Alliances between “tributes” form along class lines in the Games. Privately trained, groomed-to-win kids from the wealthy inner districts unite against the children of the poor, outlying districts. But Katniss and her fellow tribute Peter from District 12 find in the Games (warning: spoiler ahead!) an outlet for challenging their own powerlessness at the hands of the regime in their defiance of the odds.
In a refreshing contrast to teen sensations like Twilight, the film is daring in its willingness to break with portrayals of women as passive subjects. Katniss is not only a woman protagonist, but also a strong one and a hunting pro. Her relationship with Peter is not primarily a morality tale of teen love, but a political act of protest against the regime.
The film constantly juxtaposes the seeming stability of bourgeois normality in the Capitol with the dark underbelly of capitalist exploitation and succeeds in illustrating just how sickening it can be. The over-the-top clothing, furnishings and lifestyles in the Capitol evoke the decadence of Marie Antionette and the French monarchy—or their modern incarnations in characters like Donald Trump, Richard Branson or Australia’s own Rineharts, Murdochs and Packers. Katniss is amazed by the sheer amount of luxurious food in the Capitol after years of constant near-famine in her district.
The whole set up of the Games draws on reality television, and the Game “arena” is not at all unlike the fake reality of The Truman Show. It seems a conscious imitation of the look of shows like Big Brother and Survivor and a comment on how anaesthetised capitalist culture is to violence and competition.
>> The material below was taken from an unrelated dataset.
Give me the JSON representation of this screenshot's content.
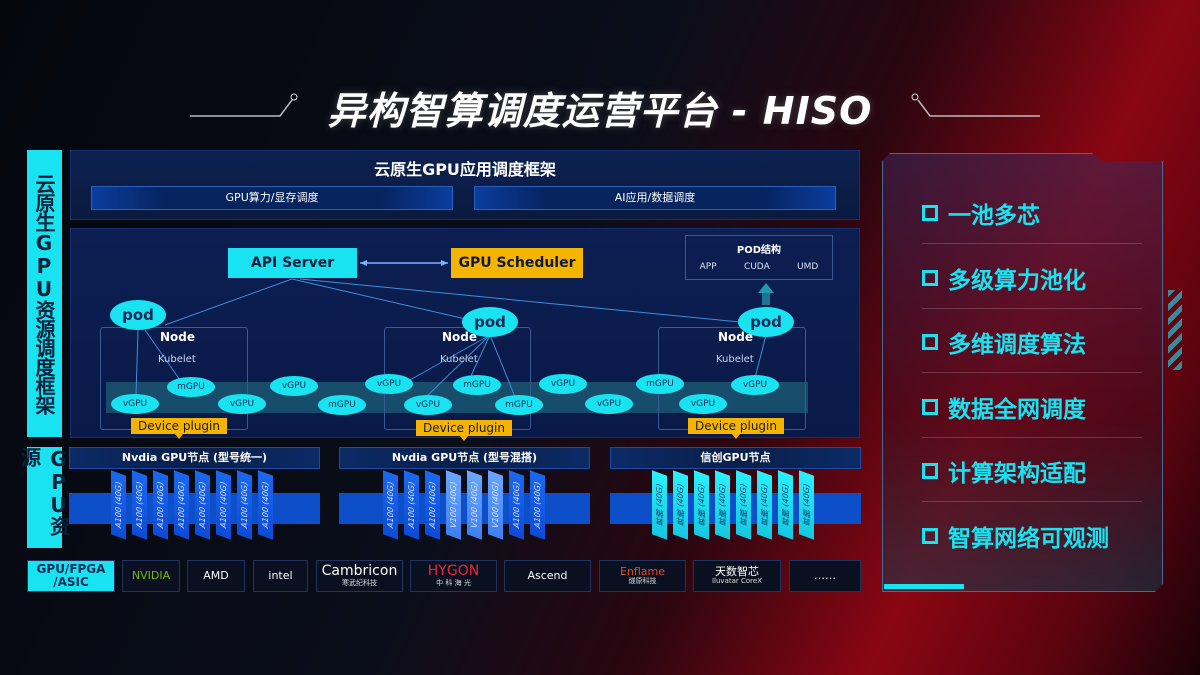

The broadcasting of the Games is both a focus for nationalist fervour and a mechanism of social control, intended to sow a sense of disempowerment amongst the masses in the districts.
But perversely, as Capitol’s President Snow tells a minion, it also introduces a faint sense of hope, of beating the odds, of making it—and that faint hope is useful in tying people to the regime.
Yet underlying the horrific spectacle on show, the possibility of resistance and struggle against tyranny is a constant undercurrent in the film. In the arena, Katniss allies with Rue, a 12-year-old from the extremely oppressed and mostly black agricultural plantation, District 11. After her murder, a shot of District 11 breaking out into a riot, and police water cannons dispersing demonstrators, evokes a parallel with the Occupy protests or the streets of Greece or Egypt of today—and hints towards the possibility of a different future.